Senna leptoclada

Scientific classification
- Kingdom: Plantae
- Clade: Tracheophytes
- Clade: Angiosperms
- Clade: Eudicots
- Clade: Rosids
- Order: Fabales
- Family: Fabaceae
- Subfamily: Caesalpinioideae
- Genus: Senna
- Species: S. leptoclada
- Binomial name: Senna leptoclada (Benth.) Randell
- Synonyms: Cassia leptoclada Benth.

= Senna leptoclada =

- Authority: (Benth.) Randell
- Synonyms: Cassia leptoclada Benth.

Species of legume

Senna leptoclada is a species of flowering plant in the family Fabaceae and is endemic to Arnhem Land in northern Australia. It is a glaucous, erect to drooping shrub with pinnate leaves usually with two pairs of broadly elliptic leaflets, and yellow flowers arranged in groups of two or three, with ten fertile stamens in each flower.

==Description==
Senna leptoclada is a glaucous, erect to drooping shrub that typically grows to a height of up to 3 m. The leaves are 30–70 mm long on a petiole 10–25 mm long, usually with two pairs of broadly elliptic leaflets 15–30 mm long and 8–20 mm wide, spaced 10–20 mm apart. The flowers are deep yellow and arranged in groups of two or three in leaf axils along the branches, on a peduncle 5–15 mm long, each flower on a pedicel 10–20 mm long.

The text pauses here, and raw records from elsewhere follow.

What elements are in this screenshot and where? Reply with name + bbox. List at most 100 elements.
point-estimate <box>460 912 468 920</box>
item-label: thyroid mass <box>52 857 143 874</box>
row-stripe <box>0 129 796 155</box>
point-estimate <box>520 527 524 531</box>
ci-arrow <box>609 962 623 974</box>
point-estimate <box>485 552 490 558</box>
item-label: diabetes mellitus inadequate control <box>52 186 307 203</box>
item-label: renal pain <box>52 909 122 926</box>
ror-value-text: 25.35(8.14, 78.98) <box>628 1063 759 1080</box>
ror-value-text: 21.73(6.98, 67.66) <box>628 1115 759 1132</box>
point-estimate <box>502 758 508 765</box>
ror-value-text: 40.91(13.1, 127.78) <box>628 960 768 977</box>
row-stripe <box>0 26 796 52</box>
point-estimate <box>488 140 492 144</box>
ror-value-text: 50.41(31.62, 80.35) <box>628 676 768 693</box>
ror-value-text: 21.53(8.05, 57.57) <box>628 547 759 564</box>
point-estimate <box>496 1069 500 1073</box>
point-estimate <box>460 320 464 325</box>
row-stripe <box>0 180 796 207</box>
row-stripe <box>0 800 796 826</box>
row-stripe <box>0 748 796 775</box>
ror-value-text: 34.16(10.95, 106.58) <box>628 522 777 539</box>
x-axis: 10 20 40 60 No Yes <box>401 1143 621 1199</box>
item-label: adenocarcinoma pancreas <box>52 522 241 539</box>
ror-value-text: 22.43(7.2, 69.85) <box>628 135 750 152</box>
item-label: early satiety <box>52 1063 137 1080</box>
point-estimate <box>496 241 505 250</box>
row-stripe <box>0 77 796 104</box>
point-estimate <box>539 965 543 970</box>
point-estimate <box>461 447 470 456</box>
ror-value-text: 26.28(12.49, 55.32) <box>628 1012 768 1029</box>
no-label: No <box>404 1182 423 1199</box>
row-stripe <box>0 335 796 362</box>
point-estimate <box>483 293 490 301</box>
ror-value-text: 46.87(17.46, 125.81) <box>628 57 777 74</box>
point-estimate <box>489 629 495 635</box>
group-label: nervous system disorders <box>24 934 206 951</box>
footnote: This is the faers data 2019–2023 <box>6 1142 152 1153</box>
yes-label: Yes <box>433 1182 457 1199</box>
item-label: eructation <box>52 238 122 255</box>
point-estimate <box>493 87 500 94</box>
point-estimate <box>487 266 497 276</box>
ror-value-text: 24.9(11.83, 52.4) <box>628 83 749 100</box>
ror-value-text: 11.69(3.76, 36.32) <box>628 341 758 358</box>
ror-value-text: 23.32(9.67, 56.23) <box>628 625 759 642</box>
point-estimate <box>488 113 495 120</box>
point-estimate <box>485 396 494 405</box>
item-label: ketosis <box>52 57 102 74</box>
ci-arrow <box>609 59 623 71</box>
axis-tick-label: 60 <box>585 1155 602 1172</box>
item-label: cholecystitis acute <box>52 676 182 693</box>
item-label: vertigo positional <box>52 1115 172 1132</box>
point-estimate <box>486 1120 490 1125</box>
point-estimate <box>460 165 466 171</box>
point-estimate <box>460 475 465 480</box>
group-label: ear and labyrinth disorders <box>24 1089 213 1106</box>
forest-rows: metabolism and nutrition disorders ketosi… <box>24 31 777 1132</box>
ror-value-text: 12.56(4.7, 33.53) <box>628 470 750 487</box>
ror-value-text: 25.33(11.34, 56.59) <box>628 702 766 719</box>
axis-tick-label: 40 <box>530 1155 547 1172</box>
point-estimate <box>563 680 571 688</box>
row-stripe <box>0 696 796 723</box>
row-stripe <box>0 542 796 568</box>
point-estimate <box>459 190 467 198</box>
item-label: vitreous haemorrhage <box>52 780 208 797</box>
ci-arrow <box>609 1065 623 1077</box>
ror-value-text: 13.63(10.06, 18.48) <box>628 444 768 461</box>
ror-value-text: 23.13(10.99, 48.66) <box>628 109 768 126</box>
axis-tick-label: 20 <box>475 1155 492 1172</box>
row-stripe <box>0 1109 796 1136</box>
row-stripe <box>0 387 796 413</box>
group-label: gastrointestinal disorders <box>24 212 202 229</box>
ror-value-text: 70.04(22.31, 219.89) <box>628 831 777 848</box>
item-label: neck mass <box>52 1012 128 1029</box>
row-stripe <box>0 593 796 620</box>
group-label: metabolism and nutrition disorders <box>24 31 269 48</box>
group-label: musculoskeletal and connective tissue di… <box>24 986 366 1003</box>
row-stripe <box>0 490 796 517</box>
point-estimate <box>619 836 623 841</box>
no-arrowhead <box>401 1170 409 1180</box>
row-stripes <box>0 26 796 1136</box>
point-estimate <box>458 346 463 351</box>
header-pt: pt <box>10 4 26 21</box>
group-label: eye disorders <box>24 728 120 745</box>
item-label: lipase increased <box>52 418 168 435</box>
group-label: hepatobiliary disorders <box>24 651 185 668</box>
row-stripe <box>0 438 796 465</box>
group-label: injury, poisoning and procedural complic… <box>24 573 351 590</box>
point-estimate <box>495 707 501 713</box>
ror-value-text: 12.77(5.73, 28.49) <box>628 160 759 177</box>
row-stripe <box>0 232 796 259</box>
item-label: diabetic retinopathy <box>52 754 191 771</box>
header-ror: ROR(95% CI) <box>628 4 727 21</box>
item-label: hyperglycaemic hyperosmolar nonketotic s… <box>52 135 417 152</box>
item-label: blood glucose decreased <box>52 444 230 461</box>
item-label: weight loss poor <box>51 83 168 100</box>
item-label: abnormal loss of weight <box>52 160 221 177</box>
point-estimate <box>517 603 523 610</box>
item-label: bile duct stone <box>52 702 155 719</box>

The petals are 11–14 mm long and there are ten fertile stamens in each flower, the anthers 3–4 mm long and of different lengths. Flowering occurs in autumn and spring and the fruit is a flat pod 10–15 mm long and about 10 mm wide.

==Taxonomy==
This species was first formally described in 1864 by George Bentham who gave it the name Cassia leptoclada in Flora Australiensis, from specimens collected in the Gulf of Carpentaria by Robert Brown. In 1998, Barbara Rae Randell transferred the species to Senna as Senna leptoclada in the Journal of the Adelaide Botanic Gardens. The specific epithet (leptoclada) means "thin-stemmed".

==Distribution and habitat==
Senna leptoclada is only known from Arnhem Land in the Northern Territory of Australia.